I have had the same issues in my shop. Windows XP doesn't have a Power User group as NT did. Power user group kept people from being able to install anything they wanted.
Due to several legacy systems or programs I have on the network, I have to give people admin rights. I run Novell in my office. How I shut people out of doing things is with the user policy. The true admin policy in my container is for me only and this gives me full control to the pc. All others I make a policy that I may call Power User XP group. The users associated to that group get admin rights from this policy, but in that policy I drill down what I don't want them to do. The Power user group policy I have prevents users from having the ability to run regedit. I also locked down in the policy so people can't go in and change their resolution on their computer ( so many people mess with that and screw up the settings and they can't see anything after a reboot). When you go into control panel, they don't see the tab that includes resolution. There are other things policies will prevent users from doing. The choices are endless.
Still my big thing is this doesn't keep people from installing software on their machines. You can only drill down so tightly with policies. If too tight, the legacy programs you want them to use won't work.

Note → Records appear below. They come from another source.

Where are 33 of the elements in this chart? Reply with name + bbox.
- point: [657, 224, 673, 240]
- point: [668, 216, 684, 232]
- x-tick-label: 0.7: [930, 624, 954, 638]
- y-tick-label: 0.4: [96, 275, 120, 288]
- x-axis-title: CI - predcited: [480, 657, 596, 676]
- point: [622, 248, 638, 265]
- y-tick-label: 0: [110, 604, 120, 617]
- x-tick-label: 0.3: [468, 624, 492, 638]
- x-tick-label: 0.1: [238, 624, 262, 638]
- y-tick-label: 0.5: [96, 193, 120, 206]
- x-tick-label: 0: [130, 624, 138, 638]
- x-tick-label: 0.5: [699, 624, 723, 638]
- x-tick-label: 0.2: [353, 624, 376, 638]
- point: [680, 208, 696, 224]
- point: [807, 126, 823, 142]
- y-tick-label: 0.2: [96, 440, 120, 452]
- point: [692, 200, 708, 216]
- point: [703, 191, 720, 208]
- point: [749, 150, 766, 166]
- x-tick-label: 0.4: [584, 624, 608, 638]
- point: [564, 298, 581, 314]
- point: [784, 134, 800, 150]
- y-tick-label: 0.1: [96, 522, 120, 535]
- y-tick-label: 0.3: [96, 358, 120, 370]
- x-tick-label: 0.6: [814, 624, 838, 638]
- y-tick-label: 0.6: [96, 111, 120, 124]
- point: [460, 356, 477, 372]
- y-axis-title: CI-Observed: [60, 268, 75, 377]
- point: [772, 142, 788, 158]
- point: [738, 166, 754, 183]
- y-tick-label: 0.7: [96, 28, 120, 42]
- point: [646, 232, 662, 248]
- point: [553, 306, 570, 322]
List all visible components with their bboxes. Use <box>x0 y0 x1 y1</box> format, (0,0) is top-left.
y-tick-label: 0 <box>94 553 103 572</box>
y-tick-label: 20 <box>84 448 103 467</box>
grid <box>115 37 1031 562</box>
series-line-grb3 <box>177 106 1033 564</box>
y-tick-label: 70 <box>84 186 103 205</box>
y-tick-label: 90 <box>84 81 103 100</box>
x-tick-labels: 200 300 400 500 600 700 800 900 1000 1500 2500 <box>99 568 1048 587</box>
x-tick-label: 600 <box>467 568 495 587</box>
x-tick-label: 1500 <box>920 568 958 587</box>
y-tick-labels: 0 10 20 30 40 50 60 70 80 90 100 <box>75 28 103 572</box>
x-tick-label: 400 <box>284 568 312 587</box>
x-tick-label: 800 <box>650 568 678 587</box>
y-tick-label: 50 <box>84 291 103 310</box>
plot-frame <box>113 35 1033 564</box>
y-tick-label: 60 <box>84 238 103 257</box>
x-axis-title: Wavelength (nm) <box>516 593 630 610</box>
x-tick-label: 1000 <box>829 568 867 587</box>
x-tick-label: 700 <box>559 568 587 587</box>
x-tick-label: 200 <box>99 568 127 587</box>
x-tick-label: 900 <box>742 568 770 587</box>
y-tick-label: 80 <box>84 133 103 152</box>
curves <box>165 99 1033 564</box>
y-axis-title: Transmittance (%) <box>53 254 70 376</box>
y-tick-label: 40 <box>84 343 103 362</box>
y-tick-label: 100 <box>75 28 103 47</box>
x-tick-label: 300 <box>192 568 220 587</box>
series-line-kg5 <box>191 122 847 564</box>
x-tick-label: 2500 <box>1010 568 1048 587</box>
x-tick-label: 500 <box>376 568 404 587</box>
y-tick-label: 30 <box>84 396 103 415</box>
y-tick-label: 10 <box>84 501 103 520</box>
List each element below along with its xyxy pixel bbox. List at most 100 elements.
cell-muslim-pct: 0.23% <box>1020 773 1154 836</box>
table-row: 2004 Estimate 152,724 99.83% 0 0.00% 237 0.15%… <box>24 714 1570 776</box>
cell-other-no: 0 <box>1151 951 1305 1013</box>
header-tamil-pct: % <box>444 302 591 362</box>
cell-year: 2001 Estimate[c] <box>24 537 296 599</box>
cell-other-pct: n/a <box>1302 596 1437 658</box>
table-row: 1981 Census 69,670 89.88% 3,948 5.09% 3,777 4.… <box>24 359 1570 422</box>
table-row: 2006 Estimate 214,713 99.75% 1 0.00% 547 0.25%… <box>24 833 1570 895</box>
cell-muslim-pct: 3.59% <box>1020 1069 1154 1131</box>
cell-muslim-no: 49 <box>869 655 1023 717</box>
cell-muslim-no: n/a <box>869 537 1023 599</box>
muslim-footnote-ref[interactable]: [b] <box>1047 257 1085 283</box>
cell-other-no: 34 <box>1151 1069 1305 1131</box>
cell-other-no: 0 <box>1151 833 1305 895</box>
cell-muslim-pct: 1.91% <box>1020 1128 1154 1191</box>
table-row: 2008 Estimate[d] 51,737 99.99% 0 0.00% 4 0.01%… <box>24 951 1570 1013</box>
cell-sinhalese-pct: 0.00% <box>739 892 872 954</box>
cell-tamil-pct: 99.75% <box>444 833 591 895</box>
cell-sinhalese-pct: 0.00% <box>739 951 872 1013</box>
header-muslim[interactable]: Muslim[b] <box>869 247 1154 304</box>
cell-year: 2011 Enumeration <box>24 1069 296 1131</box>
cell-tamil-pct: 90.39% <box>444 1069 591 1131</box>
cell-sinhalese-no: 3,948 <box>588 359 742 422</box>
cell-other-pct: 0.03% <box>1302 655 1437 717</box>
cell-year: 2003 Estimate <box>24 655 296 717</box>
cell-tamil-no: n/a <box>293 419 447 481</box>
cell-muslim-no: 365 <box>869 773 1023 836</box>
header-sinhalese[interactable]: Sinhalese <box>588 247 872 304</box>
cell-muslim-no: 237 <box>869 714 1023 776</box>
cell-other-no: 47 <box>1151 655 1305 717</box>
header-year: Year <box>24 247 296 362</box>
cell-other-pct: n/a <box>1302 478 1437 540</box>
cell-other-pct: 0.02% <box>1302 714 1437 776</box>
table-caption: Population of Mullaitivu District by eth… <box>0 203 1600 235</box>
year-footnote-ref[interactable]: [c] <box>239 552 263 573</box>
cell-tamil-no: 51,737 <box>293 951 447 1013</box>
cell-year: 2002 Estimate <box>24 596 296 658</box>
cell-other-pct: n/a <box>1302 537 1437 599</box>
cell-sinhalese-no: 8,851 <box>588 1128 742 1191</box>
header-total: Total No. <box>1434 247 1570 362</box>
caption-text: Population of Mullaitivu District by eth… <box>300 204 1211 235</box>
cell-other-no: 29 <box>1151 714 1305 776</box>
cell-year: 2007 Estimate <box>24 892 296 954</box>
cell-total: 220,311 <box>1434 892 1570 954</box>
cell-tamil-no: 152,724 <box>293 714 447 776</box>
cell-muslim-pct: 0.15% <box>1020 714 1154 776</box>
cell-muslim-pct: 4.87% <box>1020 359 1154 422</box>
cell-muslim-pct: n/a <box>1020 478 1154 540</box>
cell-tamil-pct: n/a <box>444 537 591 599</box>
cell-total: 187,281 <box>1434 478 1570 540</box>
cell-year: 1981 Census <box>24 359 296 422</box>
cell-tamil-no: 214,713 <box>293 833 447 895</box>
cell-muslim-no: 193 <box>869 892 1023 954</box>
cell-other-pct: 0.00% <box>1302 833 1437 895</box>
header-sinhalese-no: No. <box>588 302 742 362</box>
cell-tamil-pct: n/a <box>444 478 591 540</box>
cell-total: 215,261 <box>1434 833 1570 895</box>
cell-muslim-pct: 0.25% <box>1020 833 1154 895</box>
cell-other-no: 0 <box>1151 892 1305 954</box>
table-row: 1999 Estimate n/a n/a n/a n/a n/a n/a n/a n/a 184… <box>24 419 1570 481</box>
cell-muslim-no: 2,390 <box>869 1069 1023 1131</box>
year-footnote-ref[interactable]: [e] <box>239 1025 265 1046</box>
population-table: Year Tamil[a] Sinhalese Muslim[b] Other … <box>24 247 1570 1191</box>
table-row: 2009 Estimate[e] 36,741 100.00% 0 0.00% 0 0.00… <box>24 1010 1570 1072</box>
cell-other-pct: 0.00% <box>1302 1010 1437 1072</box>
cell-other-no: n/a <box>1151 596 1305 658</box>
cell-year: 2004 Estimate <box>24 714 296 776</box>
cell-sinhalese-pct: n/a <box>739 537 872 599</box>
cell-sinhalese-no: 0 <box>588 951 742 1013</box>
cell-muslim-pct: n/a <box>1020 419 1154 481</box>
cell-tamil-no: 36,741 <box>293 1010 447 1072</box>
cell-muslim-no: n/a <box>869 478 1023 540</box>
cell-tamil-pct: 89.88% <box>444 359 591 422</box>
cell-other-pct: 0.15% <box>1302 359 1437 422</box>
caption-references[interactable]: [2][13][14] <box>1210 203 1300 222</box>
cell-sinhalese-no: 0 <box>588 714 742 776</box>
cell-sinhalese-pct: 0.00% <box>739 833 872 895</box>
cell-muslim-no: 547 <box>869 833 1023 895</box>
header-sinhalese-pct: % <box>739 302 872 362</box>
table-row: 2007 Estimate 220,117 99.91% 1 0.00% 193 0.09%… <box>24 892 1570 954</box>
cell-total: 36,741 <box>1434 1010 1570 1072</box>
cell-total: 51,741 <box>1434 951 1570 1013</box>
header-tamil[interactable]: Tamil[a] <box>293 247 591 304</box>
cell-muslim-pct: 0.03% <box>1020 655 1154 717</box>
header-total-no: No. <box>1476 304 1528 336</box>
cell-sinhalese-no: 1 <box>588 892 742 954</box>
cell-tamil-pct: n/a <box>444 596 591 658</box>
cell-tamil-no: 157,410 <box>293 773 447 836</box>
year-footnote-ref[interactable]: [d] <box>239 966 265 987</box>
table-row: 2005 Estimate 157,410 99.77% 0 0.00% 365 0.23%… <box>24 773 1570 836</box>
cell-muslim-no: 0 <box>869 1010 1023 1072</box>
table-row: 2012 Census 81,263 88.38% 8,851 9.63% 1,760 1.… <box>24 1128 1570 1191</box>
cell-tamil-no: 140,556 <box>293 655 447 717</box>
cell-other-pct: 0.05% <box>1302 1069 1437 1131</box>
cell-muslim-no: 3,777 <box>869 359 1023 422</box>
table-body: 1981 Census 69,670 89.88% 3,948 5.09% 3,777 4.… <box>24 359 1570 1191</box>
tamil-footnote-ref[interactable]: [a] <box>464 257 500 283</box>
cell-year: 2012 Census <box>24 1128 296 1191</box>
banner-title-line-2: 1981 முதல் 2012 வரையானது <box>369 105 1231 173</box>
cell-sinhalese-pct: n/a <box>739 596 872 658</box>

My company has a written policy about installing software on corporate equipment. My rule of thumb with the people I support is if you install a non-corporate software on your computer that messes it up, that pc will be reimaged so it is back to the corporate standards. If I can't save everything they had on the machine prior to me reimageing the workstation, this is a problem they made themselves because the policy has been addressed with them prior to installing the software.